CMS to sell shares in VantagePoint

CMS Cos. of Philadelphia is moving along with its proposed secondary sale of shares in three VantagePoint Venture Partners funds, after agreeing to disclose the sale price to VantagePoint.

The sale had been scheduled to close earlier this month, but VantagePoint balked at signing the required documentation.

General partners typically agree not to “unreasonably withhold” permission for a limited partner to sell its shares on the secondary market, but there are often differing details beneath that linguistic umbrella. Sometimes either the GP or LP has sole discretion, while other agreements include timing restrictions or requirements that the LP disclose such data as sale price or buyer identification.

CMS apparently did not believe it was required to disclose the sale price to VantagePoint Venture Partners, when it agreed to sell positions in the first three VantagePoint funds to an undisclosed buyer.

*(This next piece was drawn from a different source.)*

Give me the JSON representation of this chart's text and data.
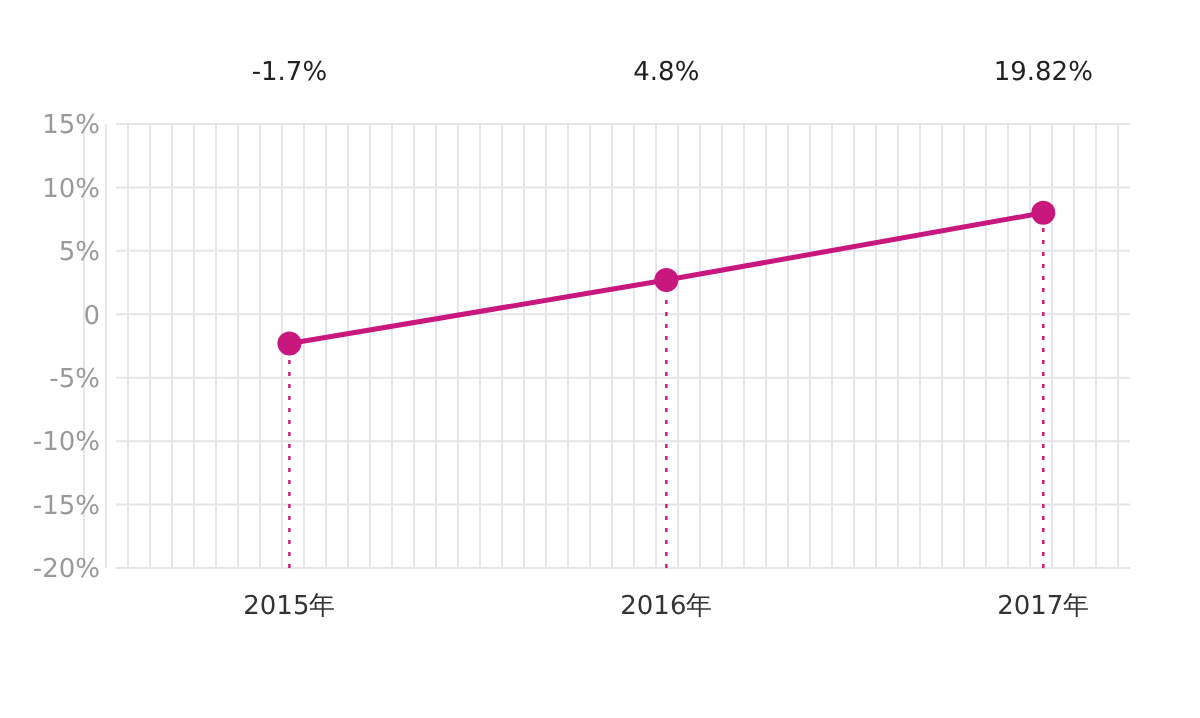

VantagePoint disagreed, and refused to sign off until it received the information, according to an article in Private Equity Insider.

“Only once in a blue moon do general partners ask for the price,” says a private equity secondaries investor who asked not to be identified. “Typically GPs do not want to know price because, if it’s a discount, they have to disclose to other LPs that the carrying price is not necessarily reflected in the marketplace.”

But VantagePoint insisted, even though it is in the midst of a fund-raising effort aimed at securing a $1.25 billion fund.

“Requesting the price of the secondary sale is standard info that we collect in order to comply with obligations to our LPs,” says Christine Hinton, vice president of marketing for VantagePoint. “Such a request is nothing exceptional and is consistent with transactions of this nature. CMS has provided us the info and now, having received the information, the transaction will proceed.”

Cogent Partners is brokering the deal for CMS, but declined to comment.